Ethical Dilemmas in Internal Auditing

What are the sorts of ethical challenges auditors face in their roles and how best to deal with them

2 min read

a man walking across a rope over the ocean
a man walking across a rope over the ocean

Internal auditors play a crucial role in ensuring the integrity and efficiency of an organization’s operations. However, they often face ethical dilemmas that challenge their professional judgment and integrity. Here are some common ethical dilemmas internal auditors may encounter and strategies to navigate them:

1. Pressure from Management

Internal auditors may face pressure from management to alter audit findings or overlook certain issues. This pressure can be direct, such as requests to change audit reports, or indirect, such as threats to job security or career advancement.

Strategy: Auditors should adhere to the principles of integrity and objectivity. They can seek support from the audit committee or professional bodies like the Institute of Internal Auditors (IIA) to uphold their findings.

2. Conflicts of Interest

Auditors might encounter situations where their personal interests or relationships could influence their professional judgment. For example, auditing a department managed by a close friend or relative.

Strategy: Transparency is key. Auditors should disclose any potential conflicts of interest and recuse themselves from audits where impartiality could be compromised.

3. Confidentiality vs. Whistleblowing

Auditors often have access to sensitive information. They may face ethical dilemmas when they discover illegal or unethical activities. Balancing confidentiality with the need to report such activities can be challenging.

Strategy: Auditors should follow established protocols for whistleblowing, ensuring they report issues through the appropriate channels while maintaining confidentiality as much as possible.

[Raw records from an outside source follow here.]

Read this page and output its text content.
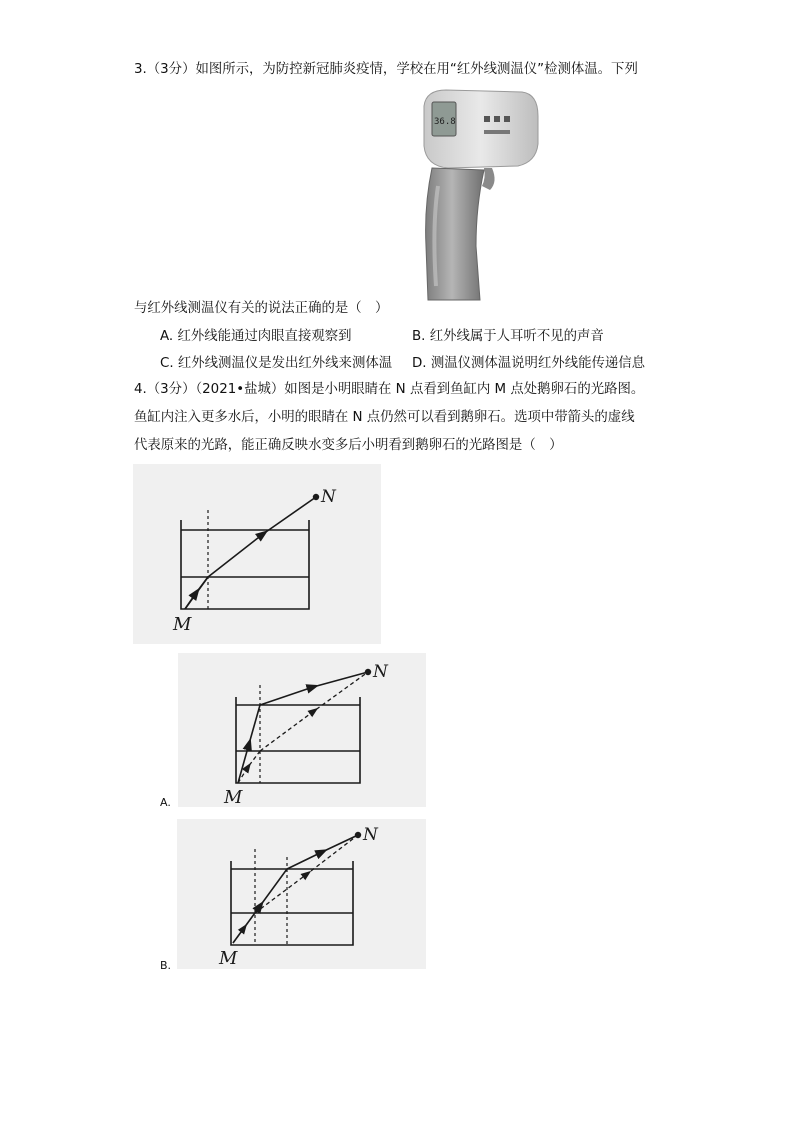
3.（3分）如图所示，为防控新冠肺炎疫情，学校在用“红外线测温仪”检测体温。下列
36.8
与红外线测温仪有关的说法正确的是（　）
A. 红外线能通过肉眼直接观察到	B. 红外线属于人耳听不见的声音
C. 红外线测温仪是发出红外线来测体温 D. 测温仪测体温说明红外线能传递信息
4.（3分）（2021•盐城）如图是小明眼睛在 N 点看到鱼缸内 M 点处鹅卵石的光路图。
鱼缸内注入更多水后，小明的眼睛在 N 点仍然可以看到鹅卵石。选项中带箭头的虚线
代表原来的光路，能正确反映水变多后小明看到鹅卵石的光路图是（　）
N
M
N
M
A.
N
M
B.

4. Ethical Decision-Making

Auditors may struggle with decisions that have no clear right or wrong answer. For instance, deciding whether to report a minor infraction that could have significant consequences for an employee.

Strategy: Utilise ethical decision-making frameworks, such as the IIA’s Code of Ethics, which provides guidance on principles like integrity, objectivity, and confidentiality.

5. Independence and Objectivity

Maintaining independence and objectivity can be difficult, especially in organizations where the internal audit function is not fully supported or is influenced by management.

Strategy: Auditors should advocate for the adoption of the International Professional Practices Framework (IPPF) to ensure their independence and objectivity are protected.

Conclusion

Ethical dilemmas are an inherent part of the internal auditing profession. By adhering to ethical principles and seeking guidance from professional bodies, internal auditors can navigate these challenges effectively. Continuous professional development and a strong ethical culture within the organisation are also essential in supporting auditors in their roles.